If looking into disappearances committed by the State is too hot to handle for the OMP it could have at least started with an investigation into the massacre of the policemen. To date it has not done so. Not a single grave has been found, analysed for DNA and remains identified providing some closure for the victims’ families. In 2016 the State acceded to the International Convention for the Protection of All Persons from Enforced Disappearance (CED Act of 2016) and has now accepted enforced disappearance as an autonomous crime. Through this act the State also accepts that families of victims have a right to not only find their loved ones, even remains of them if they are dead, but also to know the circumstances of their deaths.
The leaders of the LTTE in the Batticaloa district at the time of this brutal massacre are well known to all.

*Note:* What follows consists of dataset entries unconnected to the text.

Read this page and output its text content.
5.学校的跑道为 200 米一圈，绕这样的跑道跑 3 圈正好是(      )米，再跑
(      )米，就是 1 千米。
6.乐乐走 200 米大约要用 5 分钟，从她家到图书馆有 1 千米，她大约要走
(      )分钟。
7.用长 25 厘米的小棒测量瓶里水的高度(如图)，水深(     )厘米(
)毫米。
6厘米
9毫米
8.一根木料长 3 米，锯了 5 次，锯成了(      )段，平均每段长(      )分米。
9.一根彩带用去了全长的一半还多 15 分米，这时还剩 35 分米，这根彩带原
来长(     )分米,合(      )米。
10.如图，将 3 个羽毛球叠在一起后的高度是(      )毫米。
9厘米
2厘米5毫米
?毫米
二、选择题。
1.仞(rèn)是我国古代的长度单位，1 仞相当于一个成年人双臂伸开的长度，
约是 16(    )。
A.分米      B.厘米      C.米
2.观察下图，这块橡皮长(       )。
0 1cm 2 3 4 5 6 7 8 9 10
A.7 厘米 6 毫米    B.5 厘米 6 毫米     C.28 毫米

At least one such leader is living in the South under political patronage. If there was an interest by the Government or the law enforcement authorities he could at least be questioned for the role in the massacre. To date that has not happened.
The Sri Lankan State and its judiciary has proven time and time again that they neither have the willingness nor the competence to deal with cases of enforced disappearances. The fact that they cannot deliver justice for the killing of its own officers proves this point without a shadow of a doubt.